We reported a net loss of $10,331,000 during the nine months ended September 30, 2009, which included $1,476,000 in non-cash expenses relating to stock-based compensation totaling $1,215,000 and depreciation, amortization and other items totaling $261,000. At September 30, 2009, we had working capital of $7,245,000. Subsequent to September 30, 2009, the Company completed a public offering generating approximately $8,764,000 in gross proceeds from the sale of 5,155,000 shares of common stock ($8,300,000 in net proceeds). We believe that our current working capital position is sufficient to continue with the technology development activities and support the current level of operations for the near term. Our primary focus currently is to continue the development activities on the appendicitis and single chain products in order to attempt to continue to secure near-term value from these products from either additional entering licensing agreements for their rights or generating revenues directly from sales of the products.
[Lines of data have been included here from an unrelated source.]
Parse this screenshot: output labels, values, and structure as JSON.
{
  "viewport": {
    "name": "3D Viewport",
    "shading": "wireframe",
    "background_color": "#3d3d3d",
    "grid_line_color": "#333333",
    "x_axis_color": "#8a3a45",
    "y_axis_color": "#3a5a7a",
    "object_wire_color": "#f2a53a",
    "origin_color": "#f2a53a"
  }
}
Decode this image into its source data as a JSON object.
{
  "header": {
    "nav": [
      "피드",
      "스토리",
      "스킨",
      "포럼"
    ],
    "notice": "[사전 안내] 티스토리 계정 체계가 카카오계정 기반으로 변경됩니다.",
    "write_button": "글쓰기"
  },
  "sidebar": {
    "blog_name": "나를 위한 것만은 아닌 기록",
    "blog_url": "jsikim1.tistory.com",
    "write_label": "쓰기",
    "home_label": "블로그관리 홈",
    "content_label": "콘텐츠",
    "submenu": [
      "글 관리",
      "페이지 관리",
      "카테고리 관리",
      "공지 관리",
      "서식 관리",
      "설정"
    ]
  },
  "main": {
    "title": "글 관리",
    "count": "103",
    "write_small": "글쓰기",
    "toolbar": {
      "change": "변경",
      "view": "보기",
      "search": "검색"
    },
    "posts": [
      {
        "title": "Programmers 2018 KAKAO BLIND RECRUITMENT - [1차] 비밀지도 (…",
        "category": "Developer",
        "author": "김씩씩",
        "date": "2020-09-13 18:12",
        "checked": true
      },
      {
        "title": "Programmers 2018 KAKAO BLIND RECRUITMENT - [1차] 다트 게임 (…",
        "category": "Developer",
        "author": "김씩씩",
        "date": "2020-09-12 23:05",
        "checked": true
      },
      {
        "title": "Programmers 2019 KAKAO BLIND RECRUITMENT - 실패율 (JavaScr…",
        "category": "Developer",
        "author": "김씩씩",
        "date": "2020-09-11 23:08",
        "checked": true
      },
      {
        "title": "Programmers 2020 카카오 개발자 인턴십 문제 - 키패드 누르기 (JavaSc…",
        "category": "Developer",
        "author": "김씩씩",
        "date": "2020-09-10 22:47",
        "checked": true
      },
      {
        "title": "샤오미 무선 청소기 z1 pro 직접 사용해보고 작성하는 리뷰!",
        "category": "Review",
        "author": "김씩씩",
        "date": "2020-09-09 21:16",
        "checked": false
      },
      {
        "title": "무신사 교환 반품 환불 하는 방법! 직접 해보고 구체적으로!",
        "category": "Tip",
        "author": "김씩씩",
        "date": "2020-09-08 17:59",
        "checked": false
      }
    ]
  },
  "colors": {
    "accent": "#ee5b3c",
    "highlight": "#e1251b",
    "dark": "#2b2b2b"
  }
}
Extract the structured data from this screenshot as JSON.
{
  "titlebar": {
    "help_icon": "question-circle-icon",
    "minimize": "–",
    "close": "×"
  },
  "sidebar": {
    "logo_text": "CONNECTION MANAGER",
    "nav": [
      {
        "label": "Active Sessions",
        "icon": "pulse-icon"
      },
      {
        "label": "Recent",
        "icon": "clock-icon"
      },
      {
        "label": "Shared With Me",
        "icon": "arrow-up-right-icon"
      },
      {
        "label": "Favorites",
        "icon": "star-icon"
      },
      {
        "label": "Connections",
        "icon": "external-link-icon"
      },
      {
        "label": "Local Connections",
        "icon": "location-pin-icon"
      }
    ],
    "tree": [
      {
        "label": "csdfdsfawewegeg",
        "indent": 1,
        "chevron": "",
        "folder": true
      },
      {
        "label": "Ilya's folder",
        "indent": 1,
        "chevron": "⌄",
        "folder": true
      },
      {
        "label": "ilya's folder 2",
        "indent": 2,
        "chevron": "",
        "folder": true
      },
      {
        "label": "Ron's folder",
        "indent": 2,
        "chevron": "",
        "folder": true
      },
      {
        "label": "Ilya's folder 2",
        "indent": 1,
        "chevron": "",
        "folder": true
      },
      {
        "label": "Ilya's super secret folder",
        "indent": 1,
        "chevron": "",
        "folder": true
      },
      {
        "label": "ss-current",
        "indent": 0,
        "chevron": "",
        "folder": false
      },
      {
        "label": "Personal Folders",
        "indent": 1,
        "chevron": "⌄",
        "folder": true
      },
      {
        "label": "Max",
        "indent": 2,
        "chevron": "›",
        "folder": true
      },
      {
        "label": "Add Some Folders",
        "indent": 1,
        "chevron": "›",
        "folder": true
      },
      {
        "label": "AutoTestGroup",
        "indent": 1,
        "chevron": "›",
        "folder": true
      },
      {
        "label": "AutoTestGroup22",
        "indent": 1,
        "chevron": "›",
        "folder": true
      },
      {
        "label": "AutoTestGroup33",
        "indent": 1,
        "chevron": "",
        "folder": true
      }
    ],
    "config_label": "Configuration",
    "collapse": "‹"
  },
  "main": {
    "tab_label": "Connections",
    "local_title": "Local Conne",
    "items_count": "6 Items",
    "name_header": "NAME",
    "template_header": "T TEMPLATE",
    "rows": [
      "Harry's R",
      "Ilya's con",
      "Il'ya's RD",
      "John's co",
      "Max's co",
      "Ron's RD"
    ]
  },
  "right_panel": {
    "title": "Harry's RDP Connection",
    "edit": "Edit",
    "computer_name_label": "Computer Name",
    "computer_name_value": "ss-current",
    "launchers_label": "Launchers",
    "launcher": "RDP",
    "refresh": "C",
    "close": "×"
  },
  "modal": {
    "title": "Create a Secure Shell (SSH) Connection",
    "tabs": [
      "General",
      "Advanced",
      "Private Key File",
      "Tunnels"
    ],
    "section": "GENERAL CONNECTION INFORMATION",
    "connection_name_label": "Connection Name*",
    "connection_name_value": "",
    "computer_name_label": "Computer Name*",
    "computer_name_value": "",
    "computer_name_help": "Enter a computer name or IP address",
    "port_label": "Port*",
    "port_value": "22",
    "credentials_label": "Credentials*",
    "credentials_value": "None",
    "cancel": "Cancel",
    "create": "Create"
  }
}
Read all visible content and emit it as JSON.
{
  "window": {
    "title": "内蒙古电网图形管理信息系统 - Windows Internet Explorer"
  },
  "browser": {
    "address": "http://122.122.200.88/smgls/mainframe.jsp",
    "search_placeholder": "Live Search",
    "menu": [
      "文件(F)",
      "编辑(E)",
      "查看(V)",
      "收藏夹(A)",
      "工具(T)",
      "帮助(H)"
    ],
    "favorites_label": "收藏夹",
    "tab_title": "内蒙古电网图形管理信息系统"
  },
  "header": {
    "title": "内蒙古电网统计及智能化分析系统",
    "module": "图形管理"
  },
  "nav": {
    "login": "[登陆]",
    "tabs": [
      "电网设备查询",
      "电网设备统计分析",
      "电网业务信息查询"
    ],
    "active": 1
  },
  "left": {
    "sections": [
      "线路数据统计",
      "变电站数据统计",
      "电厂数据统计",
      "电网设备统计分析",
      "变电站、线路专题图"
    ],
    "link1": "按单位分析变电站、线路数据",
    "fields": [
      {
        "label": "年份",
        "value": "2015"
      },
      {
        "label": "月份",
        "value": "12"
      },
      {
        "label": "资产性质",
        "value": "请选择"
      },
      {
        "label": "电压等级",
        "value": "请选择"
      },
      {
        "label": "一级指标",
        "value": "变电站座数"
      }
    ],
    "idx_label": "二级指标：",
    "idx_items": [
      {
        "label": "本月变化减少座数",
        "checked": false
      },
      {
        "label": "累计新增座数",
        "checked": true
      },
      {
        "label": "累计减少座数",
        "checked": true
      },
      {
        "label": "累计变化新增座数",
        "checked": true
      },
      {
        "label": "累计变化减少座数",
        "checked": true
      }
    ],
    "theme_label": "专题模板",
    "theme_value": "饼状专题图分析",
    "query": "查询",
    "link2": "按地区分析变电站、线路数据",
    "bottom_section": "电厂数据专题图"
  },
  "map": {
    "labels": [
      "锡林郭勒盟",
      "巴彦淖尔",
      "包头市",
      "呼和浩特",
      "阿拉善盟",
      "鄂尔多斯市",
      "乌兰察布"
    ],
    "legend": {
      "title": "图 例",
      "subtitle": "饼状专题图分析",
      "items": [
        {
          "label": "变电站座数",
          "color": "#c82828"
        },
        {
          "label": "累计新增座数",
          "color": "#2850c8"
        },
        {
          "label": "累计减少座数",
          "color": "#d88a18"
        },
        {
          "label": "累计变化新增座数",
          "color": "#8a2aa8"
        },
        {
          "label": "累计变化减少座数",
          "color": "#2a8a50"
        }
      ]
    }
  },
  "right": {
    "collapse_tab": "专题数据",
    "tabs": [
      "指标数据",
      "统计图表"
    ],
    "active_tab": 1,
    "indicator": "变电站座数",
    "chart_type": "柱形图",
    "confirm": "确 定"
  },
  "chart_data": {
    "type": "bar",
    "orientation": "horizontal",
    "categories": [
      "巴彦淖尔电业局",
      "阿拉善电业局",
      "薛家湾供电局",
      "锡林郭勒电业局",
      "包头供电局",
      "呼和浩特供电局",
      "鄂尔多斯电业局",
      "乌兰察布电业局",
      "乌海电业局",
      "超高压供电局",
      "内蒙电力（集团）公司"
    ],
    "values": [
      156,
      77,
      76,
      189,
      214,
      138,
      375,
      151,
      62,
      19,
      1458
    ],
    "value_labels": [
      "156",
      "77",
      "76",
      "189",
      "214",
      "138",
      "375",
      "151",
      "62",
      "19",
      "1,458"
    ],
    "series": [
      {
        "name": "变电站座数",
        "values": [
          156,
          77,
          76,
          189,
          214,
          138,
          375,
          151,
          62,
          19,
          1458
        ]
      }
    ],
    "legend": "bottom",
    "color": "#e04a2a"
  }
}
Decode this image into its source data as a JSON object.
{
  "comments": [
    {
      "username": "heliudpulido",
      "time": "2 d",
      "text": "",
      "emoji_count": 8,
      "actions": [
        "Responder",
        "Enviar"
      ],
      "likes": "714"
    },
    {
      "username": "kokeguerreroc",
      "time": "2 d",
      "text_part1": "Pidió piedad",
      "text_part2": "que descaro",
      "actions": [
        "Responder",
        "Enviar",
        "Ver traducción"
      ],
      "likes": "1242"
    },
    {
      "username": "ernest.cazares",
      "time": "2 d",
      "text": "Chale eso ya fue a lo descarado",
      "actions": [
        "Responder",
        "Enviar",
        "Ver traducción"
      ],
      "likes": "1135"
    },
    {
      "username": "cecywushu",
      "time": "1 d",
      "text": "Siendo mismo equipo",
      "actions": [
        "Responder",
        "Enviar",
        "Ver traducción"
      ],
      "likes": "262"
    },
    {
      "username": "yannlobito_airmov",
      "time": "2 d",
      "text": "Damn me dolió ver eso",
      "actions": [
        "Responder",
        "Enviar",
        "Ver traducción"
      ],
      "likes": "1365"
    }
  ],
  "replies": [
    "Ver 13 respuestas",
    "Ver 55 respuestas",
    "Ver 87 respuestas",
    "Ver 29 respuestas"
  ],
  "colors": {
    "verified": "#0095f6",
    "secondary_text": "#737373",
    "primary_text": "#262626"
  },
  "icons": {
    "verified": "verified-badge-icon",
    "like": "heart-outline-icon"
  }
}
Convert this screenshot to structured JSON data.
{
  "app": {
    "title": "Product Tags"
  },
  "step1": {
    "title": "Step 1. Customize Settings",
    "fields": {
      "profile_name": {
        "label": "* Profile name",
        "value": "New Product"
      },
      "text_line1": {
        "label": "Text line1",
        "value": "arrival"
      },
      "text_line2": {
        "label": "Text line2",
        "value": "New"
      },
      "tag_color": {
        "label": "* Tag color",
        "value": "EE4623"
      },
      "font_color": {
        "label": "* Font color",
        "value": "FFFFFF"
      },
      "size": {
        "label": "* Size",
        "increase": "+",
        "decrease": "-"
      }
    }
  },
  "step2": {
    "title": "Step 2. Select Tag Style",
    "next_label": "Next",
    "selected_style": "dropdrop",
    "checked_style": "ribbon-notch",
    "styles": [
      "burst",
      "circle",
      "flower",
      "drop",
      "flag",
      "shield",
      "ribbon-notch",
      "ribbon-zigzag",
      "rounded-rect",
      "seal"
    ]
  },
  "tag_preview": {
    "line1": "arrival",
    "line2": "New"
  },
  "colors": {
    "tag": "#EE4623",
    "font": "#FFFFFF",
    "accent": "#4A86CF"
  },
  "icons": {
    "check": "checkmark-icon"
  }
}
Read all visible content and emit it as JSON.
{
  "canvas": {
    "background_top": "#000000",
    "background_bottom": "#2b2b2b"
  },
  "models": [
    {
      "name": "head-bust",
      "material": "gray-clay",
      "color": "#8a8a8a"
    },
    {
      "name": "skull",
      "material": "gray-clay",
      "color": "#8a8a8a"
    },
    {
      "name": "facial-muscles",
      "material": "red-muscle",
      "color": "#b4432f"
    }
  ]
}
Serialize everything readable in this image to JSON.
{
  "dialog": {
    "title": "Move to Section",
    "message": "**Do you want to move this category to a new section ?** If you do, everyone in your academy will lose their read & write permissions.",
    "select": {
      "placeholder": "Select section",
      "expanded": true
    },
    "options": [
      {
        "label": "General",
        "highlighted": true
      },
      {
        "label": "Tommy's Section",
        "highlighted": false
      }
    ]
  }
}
Net cash consumed by operating activities was $7,774,000 during the nine months ended September 30, 2009. Cash was consumed by the loss of $10,331,000, less non-cash expenses of $1,215,000 for stock-based compensation and $261,000 for depreciation and amortization and other non-cash items. Our base antigen business is generally not significant to our operations and therefore does not generally significantly impact operating cash flows. As of September 30, 2009 inventories had increased by $124,000 due to receipt of a recent raw material supply order and prepaid expenses and other current assets generated cash of $676,000 primarily related to collection of shared costs incurred under the Novartis agreement, payable by Novartis, in the amount of $425,000.

Net cash consumed by operating activities was $3,959,000 during the nine months ended September 30, 2008. Cash was consumed by the loss of $7,123,000 less non-cash expenses of $1,065,000 for stock-based compensation issued for services, $274,000 for depreciation and amortization and $311,000 in non-cash charges. A net increase in accounts payable and accrued liabilities of $28,000 generated cash. Deferred revenues increased by $1,560,000 from the Novartis license agreement.